IRONICALLY the biggest rivalry for Superman and Company came from a character who is in many ways the one with the closest resemblance to the Progenitor of all Super Heroes. Fawcett Publications "CAPTAIN MARVEL" bowed in their WHIZ COMICS No. 2 (there was no # 1 published), dated February, 1940. From the start, it was clearly evident that perhaps Superman-D.C. had met its match, from another super-strong, flying, totally noble hero. As further evidence of this, Fawcett's 2nd comics title to feature Cap & his gang, CAPTAIN MARVEL ADVENTURES, went to publishing every 2 weeks, the first comic book to do so.
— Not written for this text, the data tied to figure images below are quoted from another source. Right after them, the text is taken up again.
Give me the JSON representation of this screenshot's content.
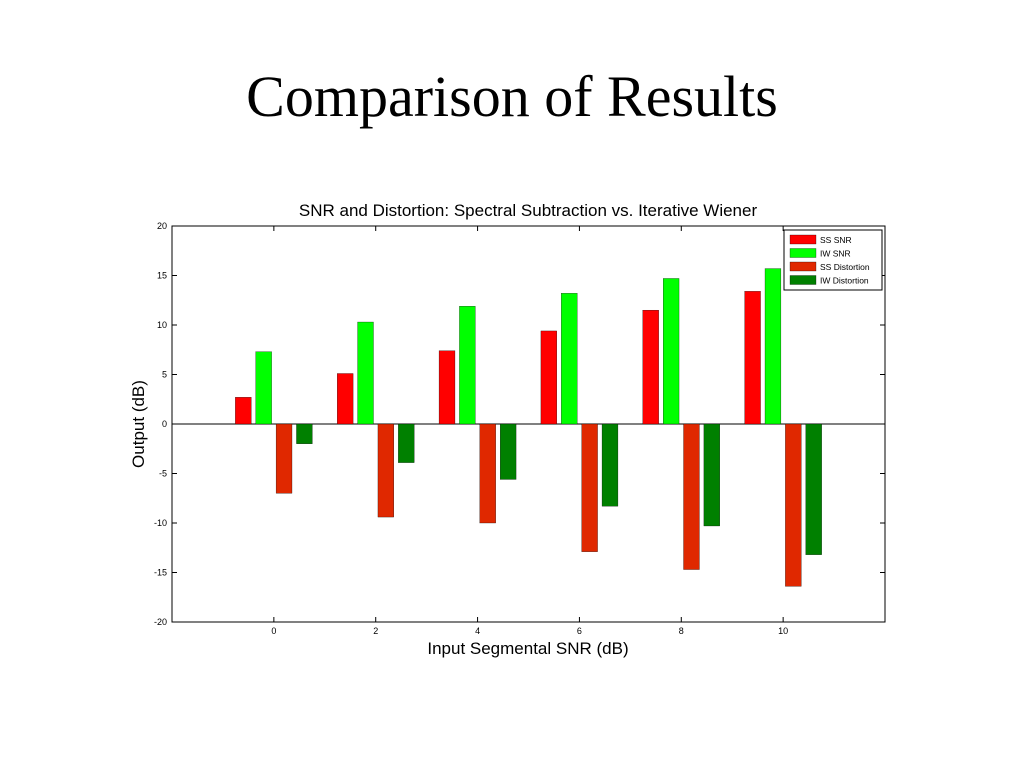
{
  "slide": {
    "title": "Comparison of Results"
  },
  "chart_data": {
    "type": "bar",
    "title": "SNR and Distortion: Spectral Subtraction vs. Iterative Wiener",
    "xlabel": "Input Segmental SNR (dB)",
    "ylabel": "Output (dB)",
    "categories": [
      "0",
      "2",
      "4",
      "6",
      "8",
      "10"
    ],
    "x": [
      0,
      2,
      4,
      6,
      8,
      10
    ],
    "xlim": [
      -2,
      12
    ],
    "ylim": [
      -20,
      20
    ],
    "xticks": [
      "0",
      "2",
      "4",
      "6",
      "8",
      "10"
    ],
    "yticks": [
      "20",
      "15",
      "10",
      "5",
      "0",
      "-5",
      "-10",
      "-15",
      "-20"
    ],
    "grid": false,
    "legend_position": "top-right",
    "series": [
      {
        "name": "SS SNR",
        "color": "#ff0000",
        "values": [
          2.7,
          5.1,
          7.4,
          9.4,
          11.5,
          13.4
        ]
      },
      {
        "name": "IW SNR",
        "color": "#00ff00",
        "values": [
          7.3,
          10.3,
          11.9,
          13.2,
          14.7,
          15.7
        ]
      },
      {
        "name": "SS Distortion",
        "color": "#e02800",
        "values": [
          -7.0,
          -9.4,
          -10.0,
          -12.9,
          -14.7,
          -16.4
        ]
      },
      {
        "name": "IW Distortion",
        "color": "#008000",
        "values": [
          -2.0,
          -3.9,
          -5.6,
          -8.3,
          -10.3,
          -13.2
        ]
      }
    ]
  }
}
BUT all would not remain peaceful in the escapist 4 color mag world as D.C. filed several suits, claiming copyright infringement against Captain Marvel and Fawcett. The legal tug-of-war dragged on for several years; until Fawcett threw in the towel with a figurative "No Mas"! They agreed to never publish the adventures of Captain Marvel in exchange for an armistice. The year was 1953 and comic book publisher faced a lot of changes in the business; including a sharp drop-off in popularity for the "Cape and Mask" set. It was a done deal; no Fawcett Comics, no Legal Troubles.
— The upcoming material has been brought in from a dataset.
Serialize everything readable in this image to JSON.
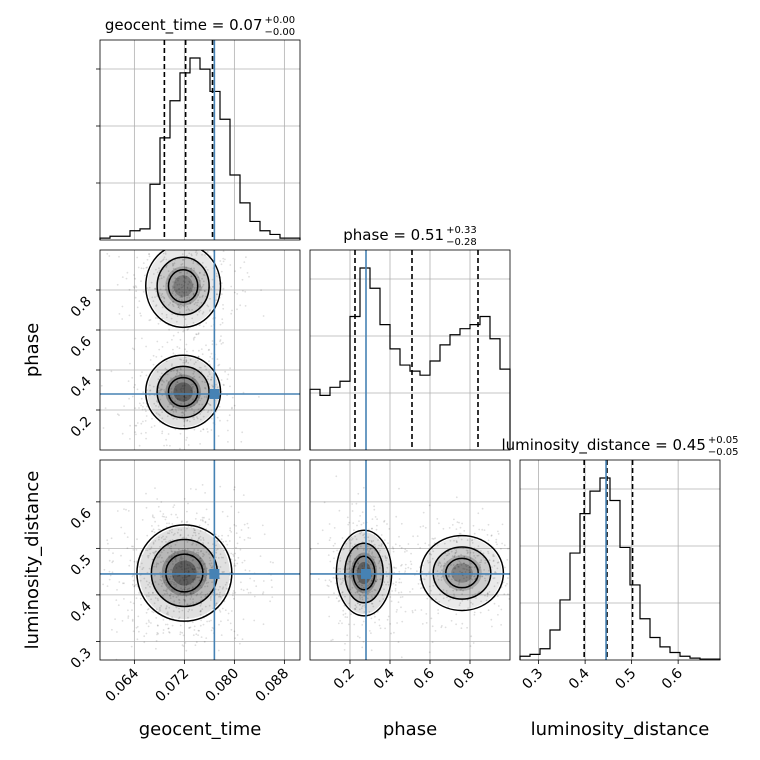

NOW we must fast forward nearly two decades. A great Super Hero revival had been in progress for several years and once again, the bu$ine$$ $en$e of the 'Suits' at D.C. reasoned that it would be foolishly wasteful to leave the old "Big Red Cheese" on the shelf during such an era of "super-powered" good will. A deal was struck and D.C. first paid royalties to publish Captain Marvel and later acquired the rights to him outright.
SOON, Television beckoned; as the Super-hero was a most desirable item ever since the Pop Art-Camp BATMAN TV Series had made such an impression on the Nation and indeed, the whole World in 1966. Filmation, known for its TV animation projects, which included the NEW ADVENTURES OF SUPERMAN, AQUAMAN, JUSTICE LEAGUE OF America and the first BATMAN Cartoon Series, came up with a format for a sort of juvenile coming of age/road trip scenario for the weekly episodes. In a typical we would have young Billy Batson pondering some great mystery of life and conferring with the old Wizard, Shazam (and oft with those gods and heroes whose name spelled the acronym of Solomon, Hercules, Atlas, Zeus, Achilles and Mercury). All this was rendered by FIlmation's Animation Department.
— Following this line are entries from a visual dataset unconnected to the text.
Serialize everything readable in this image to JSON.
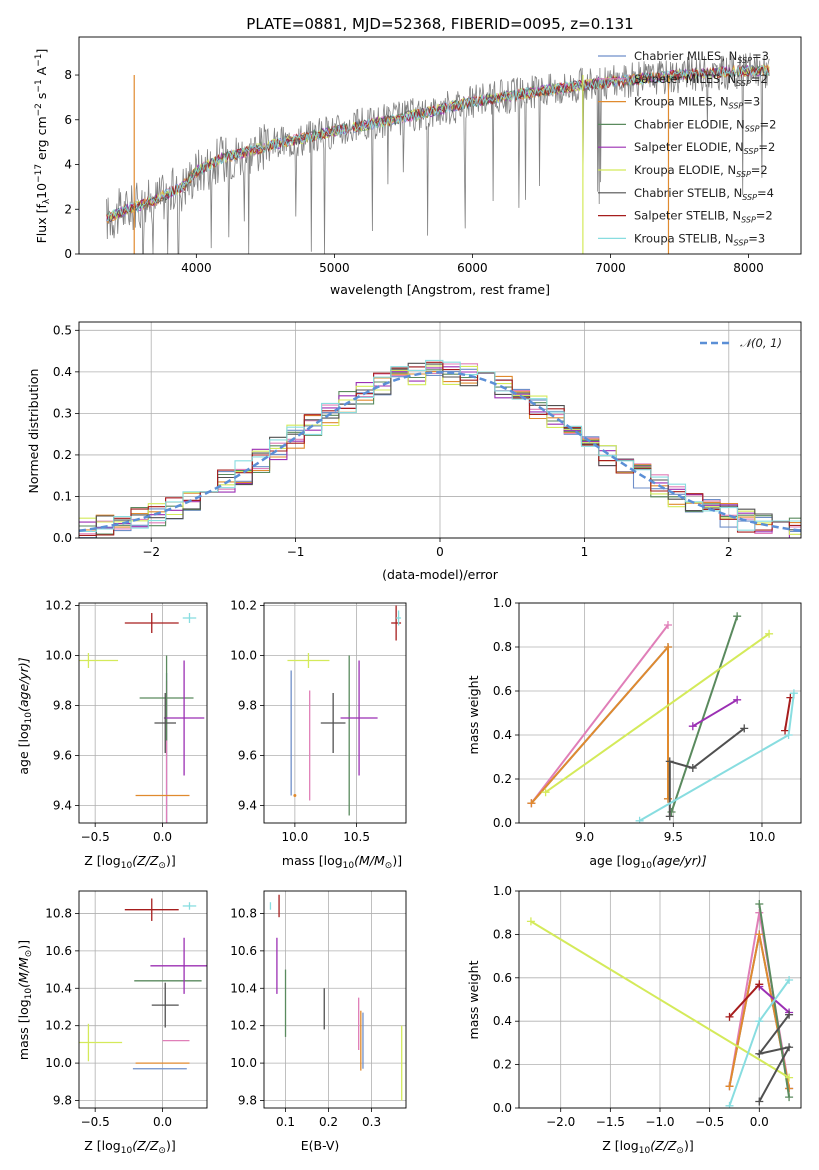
{
  "colors": {
    "chabrier_miles": "#6f8fc9",
    "salpeter_miles": "#e07fb8",
    "kroupa_miles": "#e08a2e",
    "chabrier_elodie": "#5a8a5e",
    "salpeter_elodie": "#9b2fb3",
    "kroupa_elodie": "#d4ea5a",
    "chabrier_stelib": "#505050",
    "salpeter_stelib": "#a61d1d",
    "kroupa_stelib": "#88dde0",
    "data": "#808080",
    "gauss": "#5b8fd6",
    "grid": "#b0b0b0"
  },
  "legend": [
    {
      "label": "Chabrier MILES, N",
      "sub": "SSP",
      "n": "=3",
      "color": "#6f8fc9"
    },
    {
      "label": "Salpeter MILES, N",
      "sub": "SSP",
      "n": "=2",
      "color": "#e07fb8"
    },
    {
      "label": "Kroupa MILES, N",
      "sub": "SSP",
      "n": "=3",
      "color": "#e08a2e"
    },
    {
      "label": "Chabrier ELODIE, N",
      "sub": "SSP",
      "n": "=2",
      "color": "#5a8a5e"
    },
    {
      "label": "Salpeter ELODIE, N",
      "sub": "SSP",
      "n": "=2",
      "color": "#9b2fb3"
    },
    {
      "label": "Kroupa ELODIE, N",
      "sub": "SSP",
      "n": "=2",
      "color": "#d4ea5a"
    },
    {
      "label": "Chabrier STELIB, N",
      "sub": "SSP",
      "n": "=4",
      "color": "#505050"
    },
    {
      "label": "Salpeter STELIB, N",
      "sub": "SSP",
      "n": "=2",
      "color": "#a61d1d"
    },
    {
      "label": "Kroupa STELIB, N",
      "sub": "SSP",
      "n": "=3",
      "color": "#88dde0"
    }
  ],
  "chart_data": [
    {
      "id": "spectrum",
      "type": "line",
      "title": "PLATE=0881, MJD=52368, FIBERID=0095, z=0.131",
      "xlabel": "wavelength [Angstrom, rest frame]",
      "ylabel": "Flux [f",
      "ylabel_parts": {
        "pre": "Flux [f",
        "sub": "λ",
        "mid": "10",
        "sup1": "−17",
        "unit": " erg cm",
        "sup2": "−2",
        "unit2": " s",
        "sup3": "−1",
        "unit3": " A",
        "sup4": "−1",
        "post": "]"
      },
      "xlim": [
        3150,
        8380
      ],
      "ylim": [
        0,
        9.7
      ],
      "xticks": [
        4000,
        5000,
        6000,
        7000,
        8000
      ],
      "yticks": [
        0,
        2,
        4,
        6,
        8
      ],
      "continuum": [
        [
          3350,
          1.6
        ],
        [
          3500,
          2.0
        ],
        [
          3700,
          2.4
        ],
        [
          3900,
          3.0
        ],
        [
          4000,
          3.7
        ],
        [
          4200,
          4.3
        ],
        [
          4500,
          4.8
        ],
        [
          5000,
          5.5
        ],
        [
          5500,
          6.1
        ],
        [
          6000,
          6.8
        ],
        [
          6500,
          7.3
        ],
        [
          7000,
          7.7
        ],
        [
          7500,
          8.0
        ],
        [
          8000,
          8.2
        ],
        [
          8150,
          8.2
        ]
      ]
    },
    {
      "id": "residuals",
      "type": "step",
      "xlabel": "(data-model)/error",
      "ylabel": "Normed distribution",
      "legend": "𝒩(0, 1)",
      "xlim": [
        -2.5,
        2.5
      ],
      "ylim": [
        0,
        0.52
      ],
      "xticks": [
        -2,
        -1,
        0,
        1,
        2
      ],
      "xticklabels": [
        "−2",
        "−1",
        "0",
        "1",
        "2"
      ],
      "yticks": [
        0,
        0.1,
        0.2,
        0.3,
        0.4,
        0.5
      ],
      "yticklabels": [
        "0.0",
        "0.1",
        "0.2",
        "0.3",
        "0.4",
        "0.5"
      ]
    },
    {
      "id": "age_vs_Z",
      "type": "errorbar",
      "xlabel": "Z [log",
      "xlabel_parts": {
        "pre": "Z [log",
        "sub": "10",
        "mid": "(Z/Z",
        "sub2": "⊙",
        "post": ")]"
      },
      "ylabel_parts": {
        "pre": "age  [log",
        "sub": "10",
        "post": "(age/yr)]"
      },
      "xlim": [
        -0.62,
        0.33
      ],
      "ylim": [
        9.33,
        10.21
      ],
      "xticks": [
        -0.5,
        0.0
      ],
      "xticklabels": [
        "−0.5",
        "0.0"
      ],
      "yticks": [
        9.4,
        9.6,
        9.8,
        10.0,
        10.2
      ],
      "yticklabels": [
        "9.4",
        "9.6",
        "9.8",
        "10.0",
        "10.2"
      ],
      "points": [
        {
          "model": "chabrier_miles",
          "x": 0.03,
          "xerr": 0.0,
          "y": 9.6,
          "yerr": 0.33
        },
        {
          "model": "salpeter_miles",
          "x": 0.03,
          "xerr": 0.0,
          "y": 9.6,
          "yerr": 0.3
        },
        {
          "model": "kroupa_miles",
          "x": 0.0,
          "xerr": 0.2,
          "y": 9.44,
          "yerr": 0.0
        },
        {
          "model": "chabrier_elodie",
          "x": 0.03,
          "xerr": 0.2,
          "y": 9.83,
          "yerr": 0.17
        },
        {
          "model": "salpeter_elodie",
          "x": 0.16,
          "xerr": 0.15,
          "y": 9.75,
          "yerr": 0.23
        },
        {
          "model": "kroupa_elodie",
          "x": -0.55,
          "xerr": 0.22,
          "y": 9.98,
          "yerr": 0.03
        },
        {
          "model": "chabrier_stelib",
          "x": 0.02,
          "xerr": 0.08,
          "y": 9.73,
          "yerr": 0.12
        },
        {
          "model": "salpeter_stelib",
          "x": -0.08,
          "xerr": 0.2,
          "y": 10.13,
          "yerr": 0.04
        },
        {
          "model": "kroupa_stelib",
          "x": 0.2,
          "xerr": 0.05,
          "y": 10.15,
          "yerr": 0.02
        }
      ]
    },
    {
      "id": "age_vs_mass",
      "type": "errorbar",
      "xlabel_parts": {
        "pre": "mass [log",
        "sub": "10",
        "post": "(M/M",
        "sub2": "⊙",
        "post2": ")]"
      },
      "xlim": [
        9.75,
        10.9
      ],
      "ylim": [
        9.33,
        10.21
      ],
      "xticks": [
        10.0,
        10.5
      ],
      "xticklabels": [
        "10.0",
        "10.5"
      ],
      "yticks": [
        9.4,
        9.6,
        9.8,
        10.0,
        10.2
      ],
      "yticklabels": [
        "9.4",
        "9.6",
        "9.8",
        "10.0",
        "10.2"
      ],
      "points": [
        {
          "model": "chabrier_miles",
          "x": 9.97,
          "xerr": 0.0,
          "y": 9.69,
          "yerr": 0.25
        },
        {
          "model": "salpeter_miles",
          "x": 10.12,
          "xerr": 0.0,
          "y": 9.64,
          "yerr": 0.22
        },
        {
          "model": "kroupa_miles",
          "x": 10.0,
          "xerr": 0.0,
          "y": 9.44,
          "yerr": 0.0
        },
        {
          "model": "chabrier_elodie",
          "x": 10.44,
          "xerr": 0.0,
          "y": 9.68,
          "yerr": 0.32
        },
        {
          "model": "salpeter_elodie",
          "x": 10.52,
          "xerr": 0.15,
          "y": 9.75,
          "yerr": 0.23
        },
        {
          "model": "kroupa_elodie",
          "x": 10.11,
          "xerr": 0.17,
          "y": 9.98,
          "yerr": 0.03
        },
        {
          "model": "chabrier_stelib",
          "x": 10.31,
          "xerr": 0.1,
          "y": 9.73,
          "yerr": 0.12
        },
        {
          "model": "salpeter_stelib",
          "x": 10.82,
          "xerr": 0.04,
          "y": 10.13,
          "yerr": 0.07
        },
        {
          "model": "kroupa_stelib",
          "x": 10.84,
          "xerr": 0.02,
          "y": 10.15,
          "yerr": 0.03
        }
      ]
    },
    {
      "id": "weight_vs_age",
      "type": "line",
      "xlabel_parts": {
        "pre": "age  [log",
        "sub": "10",
        "post": "(age/yr)]"
      },
      "ylabel": "mass weight",
      "xlim": [
        8.63,
        10.22
      ],
      "ylim": [
        0,
        1.0
      ],
      "xticks": [
        9.0,
        9.5,
        10.0
      ],
      "xticklabels": [
        "9.0",
        "9.5",
        "10.0"
      ],
      "yticks": [
        0,
        0.2,
        0.4,
        0.6,
        0.8,
        1.0
      ],
      "yticklabels": [
        "0.0",
        "0.2",
        "0.4",
        "0.6",
        "0.8",
        "1.0"
      ],
      "series": [
        {
          "model": "chabrier_miles",
          "x": [
            8.7,
            9.47,
            9.47
          ],
          "y": [
            0.09,
            0.8,
            0.11
          ]
        },
        {
          "model": "salpeter_miles",
          "x": [
            8.7,
            9.47
          ],
          "y": [
            0.09,
            0.9
          ]
        },
        {
          "model": "kroupa_miles",
          "x": [
            8.7,
            9.47,
            9.47
          ],
          "y": [
            0.09,
            0.8,
            0.11
          ]
        },
        {
          "model": "chabrier_elodie",
          "x": [
            9.49,
            9.86
          ],
          "y": [
            0.05,
            0.94
          ]
        },
        {
          "model": "salpeter_elodie",
          "x": [
            9.61,
            9.86
          ],
          "y": [
            0.44,
            0.56
          ]
        },
        {
          "model": "kroupa_elodie",
          "x": [
            8.78,
            10.04
          ],
          "y": [
            0.14,
            0.86
          ]
        },
        {
          "model": "chabrier_stelib",
          "x": [
            9.48,
            9.48,
            9.61,
            9.9
          ],
          "y": [
            0.03,
            0.28,
            0.25,
            0.43
          ]
        },
        {
          "model": "salpeter_stelib",
          "x": [
            10.13,
            10.16
          ],
          "y": [
            0.42,
            0.57
          ]
        },
        {
          "model": "kroupa_stelib",
          "x": [
            9.31,
            10.15,
            10.18
          ],
          "y": [
            0.01,
            0.4,
            0.59
          ]
        }
      ]
    },
    {
      "id": "mass_vs_Z",
      "type": "errorbar",
      "xlabel_parts": {
        "pre": "Z [log",
        "sub": "10",
        "post": "(Z/Z",
        "sub2": "⊙",
        "post2": ")]"
      },
      "ylabel_parts": {
        "pre": "mass [log",
        "sub": "10",
        "post": "(M/M",
        "sub2": "⊙",
        "post2": ")]"
      },
      "xlim": [
        -0.62,
        0.33
      ],
      "ylim": [
        9.76,
        10.92
      ],
      "xticks": [
        -0.5,
        0.0
      ],
      "xticklabels": [
        "−0.5",
        "0.0"
      ],
      "yticks": [
        9.8,
        10.0,
        10.2,
        10.4,
        10.6,
        10.8
      ],
      "yticklabels": [
        "9.8",
        "10.0",
        "10.2",
        "10.4",
        "10.6",
        "10.8"
      ],
      "points": [
        {
          "model": "chabrier_miles",
          "x": -0.02,
          "xerr": 0.2,
          "y": 9.97,
          "yerr": 0.0
        },
        {
          "model": "salpeter_miles",
          "x": 0.1,
          "xerr": 0.1,
          "y": 10.12,
          "yerr": 0.0
        },
        {
          "model": "kroupa_miles",
          "x": 0.0,
          "xerr": 0.2,
          "y": 10.0,
          "yerr": 0.0
        },
        {
          "model": "chabrier_elodie",
          "x": 0.04,
          "xerr": 0.25,
          "y": 10.44,
          "yerr": 0.0
        },
        {
          "model": "salpeter_elodie",
          "x": 0.16,
          "xerr": 0.25,
          "y": 10.52,
          "yerr": 0.15
        },
        {
          "model": "kroupa_elodie",
          "x": -0.55,
          "xerr": 0.25,
          "y": 10.11,
          "yerr": 0.1
        },
        {
          "model": "chabrier_stelib",
          "x": 0.02,
          "xerr": 0.1,
          "y": 10.31,
          "yerr": 0.12
        },
        {
          "model": "salpeter_stelib",
          "x": -0.08,
          "xerr": 0.2,
          "y": 10.82,
          "yerr": 0.06
        },
        {
          "model": "kroupa_stelib",
          "x": 0.2,
          "xerr": 0.05,
          "y": 10.84,
          "yerr": 0.02
        }
      ]
    },
    {
      "id": "mass_vs_ebv",
      "type": "errorbar",
      "xlabel": "E(B-V)",
      "xlim": [
        0.05,
        0.38
      ],
      "ylim": [
        9.76,
        10.92
      ],
      "xticks": [
        0.1,
        0.2,
        0.3
      ],
      "xticklabels": [
        "0.1",
        "0.2",
        "0.3"
      ],
      "yticks": [
        9.8,
        10.0,
        10.2,
        10.4,
        10.6,
        10.8
      ],
      "yticklabels": [
        "9.8",
        "10.0",
        "10.2",
        "10.4",
        "10.6",
        "10.8"
      ],
      "points": [
        {
          "model": "chabrier_miles",
          "x": 0.28,
          "xerr": 0.0,
          "y": 10.12,
          "yerr": 0.15
        },
        {
          "model": "salpeter_miles",
          "x": 0.27,
          "xerr": 0.0,
          "y": 10.21,
          "yerr": 0.14
        },
        {
          "model": "kroupa_miles",
          "x": 0.275,
          "xerr": 0.0,
          "y": 10.12,
          "yerr": 0.16
        },
        {
          "model": "chabrier_elodie",
          "x": 0.1,
          "xerr": 0.0,
          "y": 10.32,
          "yerr": 0.18
        },
        {
          "model": "salpeter_elodie",
          "x": 0.08,
          "xerr": 0.0,
          "y": 10.52,
          "yerr": 0.15
        },
        {
          "model": "kroupa_elodie",
          "x": 0.37,
          "xerr": 0.0,
          "y": 10.0,
          "yerr": 0.2
        },
        {
          "model": "chabrier_stelib",
          "x": 0.19,
          "xerr": 0.0,
          "y": 10.29,
          "yerr": 0.11
        },
        {
          "model": "salpeter_stelib",
          "x": 0.085,
          "xerr": 0.0,
          "y": 10.84,
          "yerr": 0.06
        },
        {
          "model": "kroupa_stelib",
          "x": 0.065,
          "xerr": 0.0,
          "y": 10.84,
          "yerr": 0.02
        }
      ]
    },
    {
      "id": "weight_vs_Z",
      "type": "line",
      "xlabel_parts": {
        "pre": "Z [log",
        "sub": "10",
        "post": "(Z/Z",
        "sub2": "⊙",
        "post2": ")]"
      },
      "ylabel": "mass weight",
      "xlim": [
        -2.42,
        0.42
      ],
      "ylim": [
        0,
        1.0
      ],
      "xticks": [
        -2.0,
        -1.5,
        -1.0,
        -0.5,
        0.0
      ],
      "xticklabels": [
        "−2.0",
        "−1.5",
        "−1.0",
        "−0.5",
        "0.0"
      ],
      "yticks": [
        0,
        0.2,
        0.4,
        0.6,
        0.8,
        1.0
      ],
      "yticklabels": [
        "0.0",
        "0.2",
        "0.4",
        "0.6",
        "0.8",
        "1.0"
      ],
      "series": [
        {
          "model": "chabrier_miles",
          "x": [
            -0.3,
            0.0,
            0.3
          ],
          "y": [
            0.1,
            0.8,
            0.09
          ]
        },
        {
          "model": "salpeter_miles",
          "x": [
            -0.3,
            0.0,
            0.3
          ],
          "y": [
            0.1,
            0.9,
            0.09
          ]
        },
        {
          "model": "kroupa_miles",
          "x": [
            -0.3,
            0.0,
            0.3
          ],
          "y": [
            0.1,
            0.8,
            0.09
          ]
        },
        {
          "model": "chabrier_elodie",
          "x": [
            0.0,
            0.3
          ],
          "y": [
            0.94,
            0.05
          ]
        },
        {
          "model": "salpeter_elodie",
          "x": [
            0.0,
            0.3
          ],
          "y": [
            0.56,
            0.44
          ]
        },
        {
          "model": "kroupa_elodie",
          "x": [
            -2.3,
            0.3
          ],
          "y": [
            0.86,
            0.14
          ]
        },
        {
          "model": "chabrier_stelib",
          "x": [
            0.0,
            0.3,
            0.0,
            0.3
          ],
          "y": [
            0.03,
            0.28,
            0.25,
            0.43
          ]
        },
        {
          "model": "salpeter_stelib",
          "x": [
            -0.3,
            0.0
          ],
          "y": [
            0.42,
            0.57
          ]
        },
        {
          "model": "kroupa_stelib",
          "x": [
            -0.3,
            0.0,
            0.3
          ],
          "y": [
            0.01,
            0.4,
            0.59
          ]
        }
      ]
    }
  ]
}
PROVIDING proper adult or even a sort of "parental" guidance was the character "Mentor"; played by long time distinguished actor of stage, screen, Radio and Television, Les Tremayne. The character is somewhat mysterious and he seems to be some sort of Wizard, himself; possibly even being Old "Shazam", himself.
ONLY one problem remained as the name of Captain Marvel was tied up under Trademark Law in a more recent character, a member of Stan Lee's Marvel Comics Stable. The name was their's to use, but not as a title. So, the title of "SHAZAM!" was settled on and Captain Marvel was known to whole new generations. The mixed Live Action & Animated "SHAZAM" had a successful 3 year run on CBS, with two guys in the lead. There was Jackson Bostwick (1974-75) and John Davey (1976-77). There was little noticeable difference in the two's performances.